April 30, 2015 | Thursday

Creative Europe

Culture and creativity contain the core of the European project. Culture shapes our identities, aspirations and how we relate to others and the world shaping the places and landscapes where we live and the lifestyles we lead. The rapid development of technology is creating both opportunities and challenges for Europe’s cultural and creative sectors. The European Union (EU) is committed to helping all those involved in these sectors — from local communities celebrating their cultural heritage to the producers of an award-winning film — to embrace the upcoming chances and overcome the obstacles faced. Cultural diversity is an asset for the EU, but linguistic and cultural differences lead to market fragmentation. The culture sector faces a variety of issues and challenges at an international level in terms of promoting cross-border mobility, encouraging transnational communication and fostering intercultural dialogue.

Programmes such as Creative Europe seek to enhance our shared cultural heritage by supporting cultural cross-border projects such as cooperation actions, platforms and networks as well as literary translation projects. Creative Europe also complements national funding to strengthen European cinema, increase the promotion of new films and make the audio-visual sector more competitive. In order to deliver its agenda for culture, Europe relies on solid partnerships between all stakeholders, including the Member States, regions, cultural organisations and other cultural operators. For instance, grassroots projects to enhance cultural tourism or urban regeneration in culturally significant areas or support for the distribution of independent films — all these and many other goals are best achieved when organisations at different levels combine their efforts and resources.

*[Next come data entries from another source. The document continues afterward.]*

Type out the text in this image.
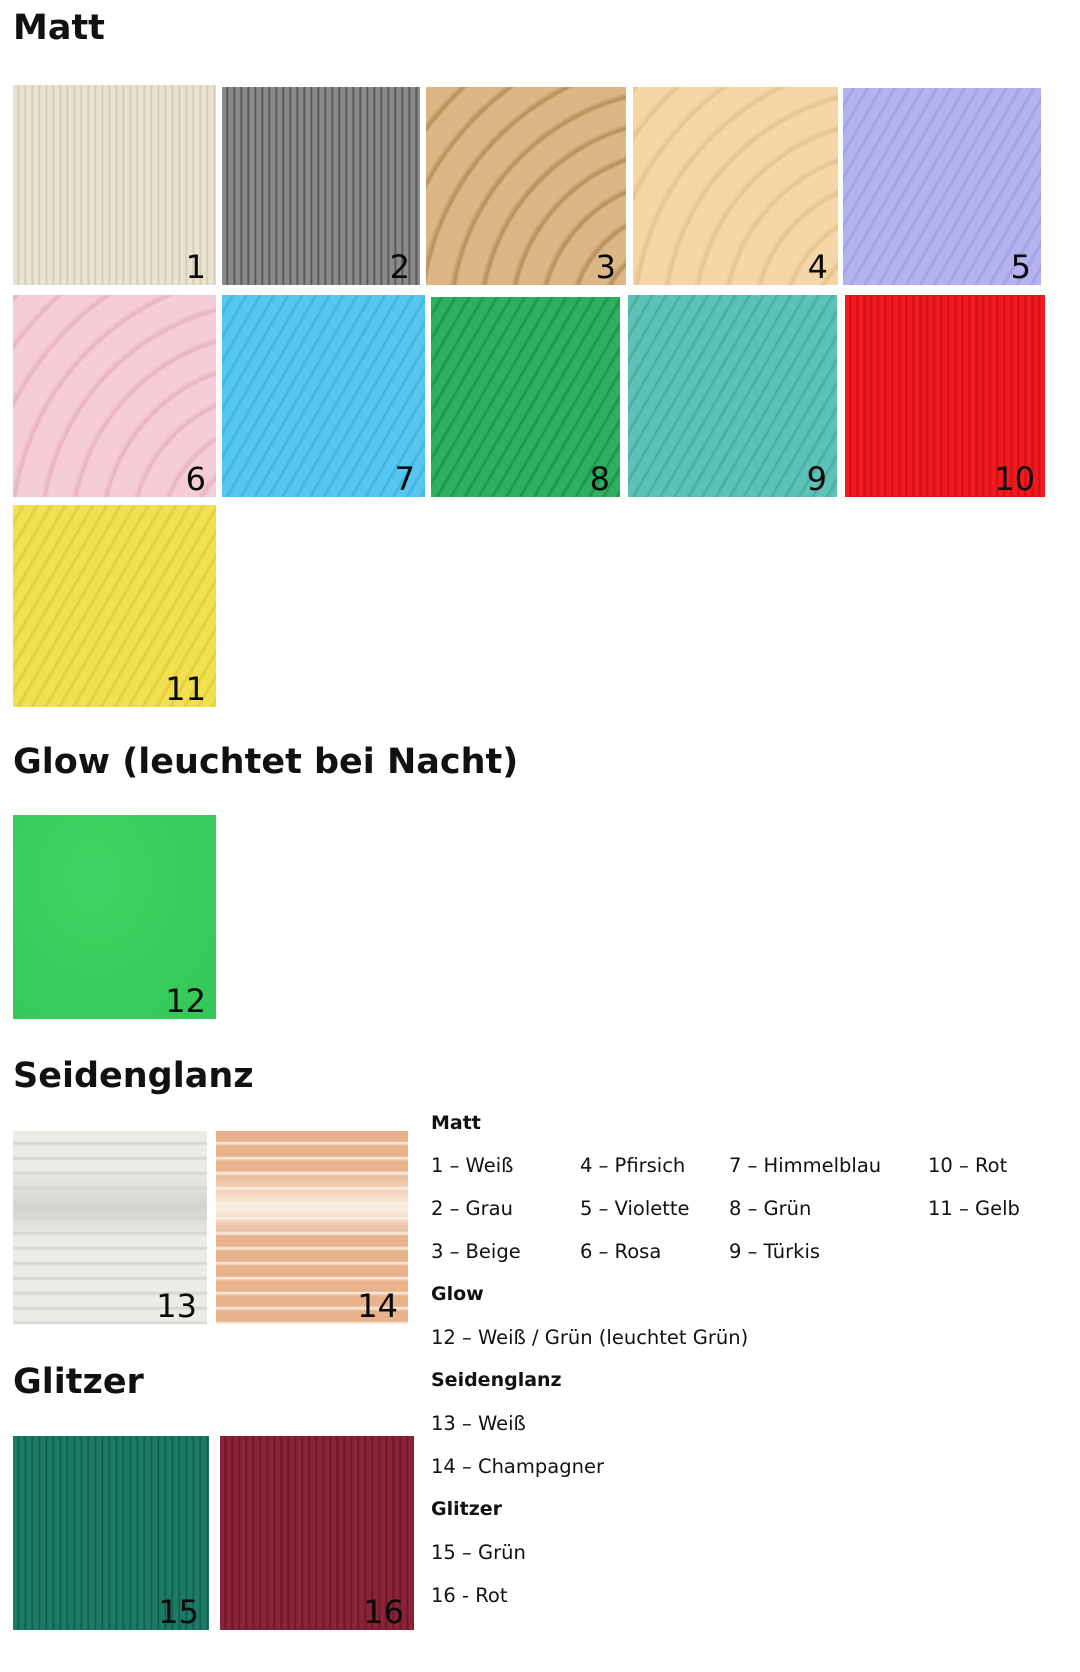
Matt
Glow (leuchtet bei Nacht)
Seidenglanz
Glitzer
1	2	3	4	5
6	7	8	9	10
11
12
13	14
15	16
Matt
1 – Weiß
2 – Grau
3 – Beige
4 – Pfirsich
5 – Violette
6 – Rosa
7 – Himmelblau
8 – Grün
9 – Türkis
10 – Rot
11 – Gelb
Glow
12 – Weiß / Grün (leuchtet Grün)
Seidenglanz
13 – Weiß
14 – Champagner
Glitzer
15 – Grün
16 - Rot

The EU fosters cultural cooperation with individual countries outside the EU as well as with regional and international organizations. Since the adoption of the European Agenda for Culture, culture has been increasingly perceived as a strategic factor of political, social and economic importance contributing to external policy objectives.

Since 2007, the European Regional Development Fund has allocated €3.3 billion for the protection and preservation of cultural heritage, €2.2 billion for the development of cultural infrastructure and €555 million to support cultural services.

Given this context, “Culture for All” is a successful project of the EU Office in Kosovo to provide more long-term oriented strategic support to the cultural sector. As such, the project makes a real difference for cultural actors and operators, as it established a source of predictable funding, providing valuable support to existing cultural events. Moreover, by supporting small-scale cultural events and initiatives all through Kosovo, the project reaches out to a grass-root level, promoting cultural diversity, innovation and creativity.

With initiatives such as the promotion of urban artistic interventions in various cities, study tours and cultural operators’ capacity building, the project contributes significantly to enhancing innovation and creativity in the cultural sector in Kosovo, along with promoting the crucial role of the EU presence in Kosovo among young artists and establishment of a sustainable network of cultural actors.